I have been a computer freak for longer than I would like to admit (I just realized that when I was writing programs on my first computer – the venerable C64 – most of my current team was not even born yet). The shape of computing has changed a lot over that time. Computers now have infinitely more memory and processing power than my first machine. But one thing didn’t improve as much: overall software quality.

Every new programming paradigm or idea coming along since computers crawled out of government labs had “better quality” as part of its promise. Yet somehow we are still surrounded by unreliable, poorly designed software. Making it more graphical didn’t change it fundamentally. And sadly web applications are no exception.

At first at least “hard to use” part was partially solved, because the web interfaces were simple which made them clean and easy to grasp. It also made them fast. Now, however this is quickly becoming a thing of the past. Modern web apps are full of heavy graphics, JavaScript is being pushed to the limits of its capabilities and the result is heavy UIs browsers barely cope with. Opening a few of those modern web apps in Firefox makes it the most CPU consuming process on my system, usually eating lots of memory (and frequently leaking). Frequently sites display errors, get overloaded or otherwise malfunction.

Why it is so? Let me offer two reasons, that don’t exclude each other so both can be true.

First, I think we are all spoiled by the computing power and memory getting cheaper and more abundant. In the past machines changed very slowly. For example the C64 I mentioned didn’t change at all over a period of 10 years, yet software for it did improve immensely. Programmers studied the hardware and by late eighties made it perform things the machine’s original designers didn’t think it would be capable of. That was truly pushing the limits.

Now if an application is a resource hog it is easy to just give it enough to make it run. That’s why each release of MS Office is slower and bigger than previous with marginal functional improvements. Same happened to web browsers and almost all desktop apps. Increase in speed & memory sizes mask the fact that today’s desktop apps are usually bloated and slow, but only to a certain degree. The subjective perception is that they work as fast as the previous generation and everyone accepts that – even though everything should run way faster considering how much the machines this software runs on improved.

Clusters and now cloud computing made it an easy solution for server-based software too – and that’s what web apps are apart from the UI. You can throw a whole bunch of servers on the problem and forget about optimization. And this works, also economically. Sites still make profit on mediocre codebases, because the computing power is cheap and because usually very little depends on web apps. If they break or run slow no one dies and nothing of importance is lost – the impact of low quality is not easily seen. So, there is no economic incentive to improve.

This and overall acceptance of software as buggy (effect of customers being trained for decades to accept dismally poor software from Microsoft) causes buyers of software products to accept low quality as the norm.

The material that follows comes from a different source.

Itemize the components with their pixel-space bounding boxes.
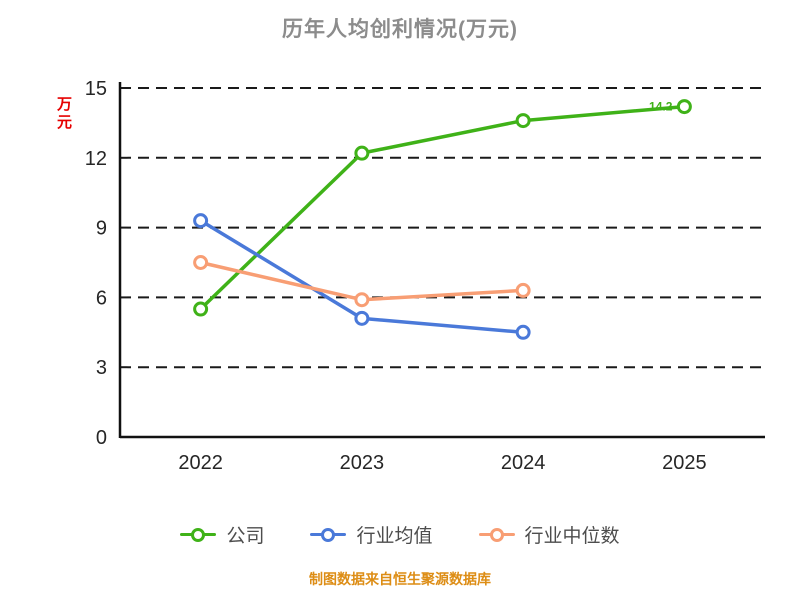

They learned to live with it and it takes some effort to bring quality into their prospective at all. In fact, I think even some of our clients don’t appreciate all the effort we put into optimization and testing because they don’t see benefits of having a piece of web software that is robust and scalable.

Second, I think many of the web applications today are created by people with little or no education (formal or otherwise) in computer science as such. I think many of “cool web 2.0 kids” have no idea how the computers they use really work inside. I don’t think many of them know for example what preemptive time sharing is let alone are able to calculate the computational cost of the algorithms they use (if they know this difficult word with Greek roots). Very few know and understand the operating systems they use or ever heard of highly available design and other such practices.

Tim O’Reily’s predicted in late 90-ies that easy web technologies (which back then meant PHP and early CMSes) will allow people with little or no technical knowledge to express themselves on the web. And indeed they do – but much of this “creative expression” is, well, crappy software.

All this means that despite everyone saying a lot about quality there is very little push to actually deliver it in web apps. In fact, quality is squeezed out of prospective from both sides. Client’s don’t care for it when they order their web apps and developers frequently don’t have the knowledge necessary to deliver it.

The upside is that this will change as more and more will depend on IT systems that are based on web technology. Crashes, data loss or hour-long “scheduled downtimes” (like Twitter’s) won’t be acceptable. And also the buyers will with time bear the cost of neglecting the quality from the start and – learning from their mistakes – will insist on it in their next project. Which is great news for us, because we already have the knowledge and practices in place to deliver web apps that are also good software. In the meantime we have to keep on educating people that even in web apps quality counts.